2. Doom
Kiedy w roku 1993 na komputerach osobistych zawitał Doom, nikt jeszcze nie przypuszczał, że jego twór przyczyni się do tak wielkiego rozwoju gier wideo.
Gra została wyniesiona na piedestał wirtualnej rozrywki do tego stopnia, iż dziś możemy o niej mówić, jako o kultowej.
Przed twórcami stoi zatem nie lada trudne zadanie, a z uwagi na oczekiwania graczy, osiągnąć cel będzie bardzo trudno. Dowodem na to niech będzie trzecia odsłona Doom’a, która mimo, iż grą była dobrą, to nie wspięła się na wyżyny.

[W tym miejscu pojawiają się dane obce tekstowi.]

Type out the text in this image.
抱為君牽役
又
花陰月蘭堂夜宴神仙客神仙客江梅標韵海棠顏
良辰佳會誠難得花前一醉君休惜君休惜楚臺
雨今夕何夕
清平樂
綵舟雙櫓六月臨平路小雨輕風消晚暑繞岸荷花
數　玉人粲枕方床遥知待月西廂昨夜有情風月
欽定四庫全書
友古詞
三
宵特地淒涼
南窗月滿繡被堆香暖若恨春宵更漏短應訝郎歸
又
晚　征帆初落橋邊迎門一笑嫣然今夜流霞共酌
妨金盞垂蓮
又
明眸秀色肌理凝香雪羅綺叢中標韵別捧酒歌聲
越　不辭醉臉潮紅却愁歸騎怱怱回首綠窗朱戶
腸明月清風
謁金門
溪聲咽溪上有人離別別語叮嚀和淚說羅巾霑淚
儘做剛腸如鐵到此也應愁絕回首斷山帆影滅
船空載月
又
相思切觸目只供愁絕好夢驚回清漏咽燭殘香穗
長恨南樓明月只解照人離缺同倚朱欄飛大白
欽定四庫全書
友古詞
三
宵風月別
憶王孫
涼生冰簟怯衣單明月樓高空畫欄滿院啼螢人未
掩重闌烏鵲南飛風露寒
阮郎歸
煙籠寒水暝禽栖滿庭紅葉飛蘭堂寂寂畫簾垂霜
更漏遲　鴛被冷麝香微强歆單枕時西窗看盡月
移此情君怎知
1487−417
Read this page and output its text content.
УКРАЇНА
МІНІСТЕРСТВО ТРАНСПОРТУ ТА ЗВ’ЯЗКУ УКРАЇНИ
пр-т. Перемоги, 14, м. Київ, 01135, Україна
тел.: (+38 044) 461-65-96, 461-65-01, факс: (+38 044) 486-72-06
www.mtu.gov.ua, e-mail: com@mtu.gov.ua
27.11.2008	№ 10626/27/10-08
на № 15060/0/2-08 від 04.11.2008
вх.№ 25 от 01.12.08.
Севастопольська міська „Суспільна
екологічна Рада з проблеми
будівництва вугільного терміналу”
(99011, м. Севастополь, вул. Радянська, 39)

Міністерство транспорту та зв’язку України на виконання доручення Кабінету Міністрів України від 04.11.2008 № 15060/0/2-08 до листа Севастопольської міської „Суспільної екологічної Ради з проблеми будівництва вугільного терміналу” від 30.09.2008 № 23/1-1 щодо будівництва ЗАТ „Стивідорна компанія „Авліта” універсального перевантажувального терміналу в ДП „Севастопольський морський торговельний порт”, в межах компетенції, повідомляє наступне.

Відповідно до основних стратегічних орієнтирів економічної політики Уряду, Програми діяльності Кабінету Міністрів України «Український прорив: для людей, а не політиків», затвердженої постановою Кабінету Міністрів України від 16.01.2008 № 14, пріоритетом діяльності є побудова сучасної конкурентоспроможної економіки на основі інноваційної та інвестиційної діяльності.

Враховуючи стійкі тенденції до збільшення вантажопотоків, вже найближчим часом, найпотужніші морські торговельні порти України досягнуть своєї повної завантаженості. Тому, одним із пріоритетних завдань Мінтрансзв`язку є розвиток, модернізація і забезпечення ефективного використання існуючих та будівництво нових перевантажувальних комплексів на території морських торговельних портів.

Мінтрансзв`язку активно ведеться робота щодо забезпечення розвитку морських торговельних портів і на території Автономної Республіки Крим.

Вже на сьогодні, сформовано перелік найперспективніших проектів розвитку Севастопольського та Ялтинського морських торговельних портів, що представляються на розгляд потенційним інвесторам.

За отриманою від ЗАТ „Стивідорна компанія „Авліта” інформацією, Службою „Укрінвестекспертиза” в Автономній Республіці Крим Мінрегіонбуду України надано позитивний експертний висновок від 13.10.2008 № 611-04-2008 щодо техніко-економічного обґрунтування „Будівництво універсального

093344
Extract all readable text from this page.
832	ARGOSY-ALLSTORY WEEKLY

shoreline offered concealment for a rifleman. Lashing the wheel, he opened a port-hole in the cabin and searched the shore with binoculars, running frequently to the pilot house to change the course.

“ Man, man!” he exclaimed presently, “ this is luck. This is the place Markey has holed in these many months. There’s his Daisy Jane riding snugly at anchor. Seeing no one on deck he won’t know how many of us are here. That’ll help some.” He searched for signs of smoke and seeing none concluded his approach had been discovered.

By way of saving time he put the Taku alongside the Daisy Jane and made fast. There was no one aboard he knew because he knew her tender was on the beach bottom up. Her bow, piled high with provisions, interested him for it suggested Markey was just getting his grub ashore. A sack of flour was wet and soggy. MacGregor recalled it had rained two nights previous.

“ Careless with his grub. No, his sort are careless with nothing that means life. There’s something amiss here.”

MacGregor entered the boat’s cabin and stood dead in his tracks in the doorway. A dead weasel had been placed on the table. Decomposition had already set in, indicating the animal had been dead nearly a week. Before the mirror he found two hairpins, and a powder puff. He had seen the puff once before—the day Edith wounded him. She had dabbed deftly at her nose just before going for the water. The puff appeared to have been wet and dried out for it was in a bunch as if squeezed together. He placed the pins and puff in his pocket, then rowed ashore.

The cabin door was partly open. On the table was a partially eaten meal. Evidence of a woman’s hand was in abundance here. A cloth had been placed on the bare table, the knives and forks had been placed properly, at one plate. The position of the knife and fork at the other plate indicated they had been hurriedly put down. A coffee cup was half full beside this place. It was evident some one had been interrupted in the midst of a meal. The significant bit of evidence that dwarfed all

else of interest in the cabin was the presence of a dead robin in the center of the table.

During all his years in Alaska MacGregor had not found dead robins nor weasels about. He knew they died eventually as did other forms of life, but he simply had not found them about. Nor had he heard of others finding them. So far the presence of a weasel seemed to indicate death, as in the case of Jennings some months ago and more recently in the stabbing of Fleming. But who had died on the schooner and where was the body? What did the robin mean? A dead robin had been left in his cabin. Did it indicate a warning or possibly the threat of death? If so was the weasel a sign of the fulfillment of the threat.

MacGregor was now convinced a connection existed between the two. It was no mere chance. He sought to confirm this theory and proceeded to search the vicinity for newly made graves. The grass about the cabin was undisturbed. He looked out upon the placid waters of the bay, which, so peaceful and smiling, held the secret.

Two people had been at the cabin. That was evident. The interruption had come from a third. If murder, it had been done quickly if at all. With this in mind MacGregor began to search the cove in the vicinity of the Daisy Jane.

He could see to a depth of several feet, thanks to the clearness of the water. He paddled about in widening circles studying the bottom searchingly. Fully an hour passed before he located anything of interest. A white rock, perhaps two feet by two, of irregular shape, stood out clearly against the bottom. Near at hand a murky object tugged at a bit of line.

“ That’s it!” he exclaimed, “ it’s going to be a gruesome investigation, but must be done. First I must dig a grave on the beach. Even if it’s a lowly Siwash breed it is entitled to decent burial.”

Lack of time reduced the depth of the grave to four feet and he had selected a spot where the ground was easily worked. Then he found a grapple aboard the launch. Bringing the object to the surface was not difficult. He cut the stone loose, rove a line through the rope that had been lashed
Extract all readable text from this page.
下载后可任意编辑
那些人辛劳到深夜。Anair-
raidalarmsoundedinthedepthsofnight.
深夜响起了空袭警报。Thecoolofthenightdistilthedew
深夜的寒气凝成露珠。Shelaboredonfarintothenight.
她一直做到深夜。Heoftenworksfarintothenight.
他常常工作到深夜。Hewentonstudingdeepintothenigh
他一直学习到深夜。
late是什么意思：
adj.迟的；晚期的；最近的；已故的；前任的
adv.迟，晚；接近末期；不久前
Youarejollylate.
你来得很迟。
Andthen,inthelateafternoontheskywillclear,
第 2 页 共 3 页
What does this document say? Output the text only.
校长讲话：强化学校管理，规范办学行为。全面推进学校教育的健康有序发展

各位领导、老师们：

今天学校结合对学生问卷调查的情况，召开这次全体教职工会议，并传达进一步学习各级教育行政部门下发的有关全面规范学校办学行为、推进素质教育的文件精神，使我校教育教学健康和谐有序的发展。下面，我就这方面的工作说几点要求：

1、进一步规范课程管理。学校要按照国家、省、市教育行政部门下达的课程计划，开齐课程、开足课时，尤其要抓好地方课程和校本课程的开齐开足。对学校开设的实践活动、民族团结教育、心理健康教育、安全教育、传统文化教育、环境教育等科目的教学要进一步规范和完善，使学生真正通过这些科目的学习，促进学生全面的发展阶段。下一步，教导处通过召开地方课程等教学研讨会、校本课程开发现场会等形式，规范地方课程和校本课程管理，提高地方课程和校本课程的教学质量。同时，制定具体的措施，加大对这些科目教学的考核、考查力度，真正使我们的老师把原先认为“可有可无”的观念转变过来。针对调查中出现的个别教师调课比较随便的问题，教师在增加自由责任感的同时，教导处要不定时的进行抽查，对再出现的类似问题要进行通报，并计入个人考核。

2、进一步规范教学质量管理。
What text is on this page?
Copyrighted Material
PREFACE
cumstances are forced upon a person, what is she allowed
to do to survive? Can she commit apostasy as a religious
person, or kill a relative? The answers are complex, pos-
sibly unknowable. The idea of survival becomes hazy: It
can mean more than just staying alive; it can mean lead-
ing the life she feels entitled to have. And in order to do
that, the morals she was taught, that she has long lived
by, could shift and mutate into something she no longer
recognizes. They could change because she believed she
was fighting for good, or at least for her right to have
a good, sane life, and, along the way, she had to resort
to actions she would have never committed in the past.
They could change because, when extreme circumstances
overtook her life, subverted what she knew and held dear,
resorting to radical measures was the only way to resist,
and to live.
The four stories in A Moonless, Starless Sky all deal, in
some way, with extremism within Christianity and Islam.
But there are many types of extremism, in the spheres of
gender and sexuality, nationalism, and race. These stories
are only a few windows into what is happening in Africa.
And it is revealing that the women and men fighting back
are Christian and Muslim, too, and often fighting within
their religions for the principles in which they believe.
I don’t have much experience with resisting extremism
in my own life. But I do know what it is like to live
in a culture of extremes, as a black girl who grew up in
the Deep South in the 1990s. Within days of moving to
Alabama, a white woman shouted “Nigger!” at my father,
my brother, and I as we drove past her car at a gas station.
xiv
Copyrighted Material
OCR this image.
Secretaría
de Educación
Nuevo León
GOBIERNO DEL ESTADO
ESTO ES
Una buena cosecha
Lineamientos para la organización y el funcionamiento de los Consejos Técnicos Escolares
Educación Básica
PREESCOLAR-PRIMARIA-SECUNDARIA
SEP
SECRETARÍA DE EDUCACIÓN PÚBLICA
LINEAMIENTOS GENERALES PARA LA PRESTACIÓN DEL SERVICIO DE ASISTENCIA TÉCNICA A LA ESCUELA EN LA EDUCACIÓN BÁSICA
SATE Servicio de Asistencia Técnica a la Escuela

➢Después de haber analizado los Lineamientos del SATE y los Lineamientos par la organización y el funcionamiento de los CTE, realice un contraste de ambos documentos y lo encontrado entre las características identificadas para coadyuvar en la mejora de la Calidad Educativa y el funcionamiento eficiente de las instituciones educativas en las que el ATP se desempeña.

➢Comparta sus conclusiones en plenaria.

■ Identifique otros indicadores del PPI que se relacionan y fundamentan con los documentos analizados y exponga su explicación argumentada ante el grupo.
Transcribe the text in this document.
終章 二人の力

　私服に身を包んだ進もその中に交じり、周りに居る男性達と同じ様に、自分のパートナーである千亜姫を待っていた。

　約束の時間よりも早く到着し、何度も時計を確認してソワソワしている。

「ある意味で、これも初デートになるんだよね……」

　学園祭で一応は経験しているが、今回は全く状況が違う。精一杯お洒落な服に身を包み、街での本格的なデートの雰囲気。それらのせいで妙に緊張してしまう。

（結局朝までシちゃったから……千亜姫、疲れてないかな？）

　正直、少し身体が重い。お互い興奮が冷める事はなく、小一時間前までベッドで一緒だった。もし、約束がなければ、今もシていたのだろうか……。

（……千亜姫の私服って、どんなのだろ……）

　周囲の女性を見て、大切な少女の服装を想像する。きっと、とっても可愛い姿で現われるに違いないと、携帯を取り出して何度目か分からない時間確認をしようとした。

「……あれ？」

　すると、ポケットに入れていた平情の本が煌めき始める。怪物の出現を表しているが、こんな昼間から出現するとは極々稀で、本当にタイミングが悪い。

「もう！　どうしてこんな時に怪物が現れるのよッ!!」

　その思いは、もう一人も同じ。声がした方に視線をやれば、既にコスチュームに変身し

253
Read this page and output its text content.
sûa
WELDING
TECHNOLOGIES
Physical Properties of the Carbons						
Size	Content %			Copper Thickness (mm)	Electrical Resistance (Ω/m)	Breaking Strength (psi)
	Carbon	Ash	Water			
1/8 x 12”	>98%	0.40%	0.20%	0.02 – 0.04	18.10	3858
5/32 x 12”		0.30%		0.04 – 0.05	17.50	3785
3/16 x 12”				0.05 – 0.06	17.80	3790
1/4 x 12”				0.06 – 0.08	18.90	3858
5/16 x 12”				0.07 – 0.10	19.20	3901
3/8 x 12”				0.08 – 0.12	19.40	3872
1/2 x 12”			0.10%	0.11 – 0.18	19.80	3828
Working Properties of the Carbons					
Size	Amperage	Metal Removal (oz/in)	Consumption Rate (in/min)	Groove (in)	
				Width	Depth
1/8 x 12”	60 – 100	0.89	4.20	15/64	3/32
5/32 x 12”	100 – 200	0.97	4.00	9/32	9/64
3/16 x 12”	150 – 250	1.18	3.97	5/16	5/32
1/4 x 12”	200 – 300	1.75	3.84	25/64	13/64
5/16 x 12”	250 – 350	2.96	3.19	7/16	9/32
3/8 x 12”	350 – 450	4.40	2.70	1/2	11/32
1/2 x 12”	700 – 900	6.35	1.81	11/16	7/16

Tym razem zmianie ulegnie sama mechanika gry, która nie będzie udawać już horroru, a będzie typową strzelaniną akcji, w której eliminować będziemy zastępy demonów. Nasz protegowany będzie posiadał dodatkowo kilka umiejętności, które wykorzystamy podczas siermiężnej rąbaniny.
Id Software ceni sobie pecetową brać i sama gra na komputerach osobistych będzie wyglądać najlepiej, bez szeregu ograniczeń narzuconych przez konsole. Takie podejście do gracza sobie cenimy.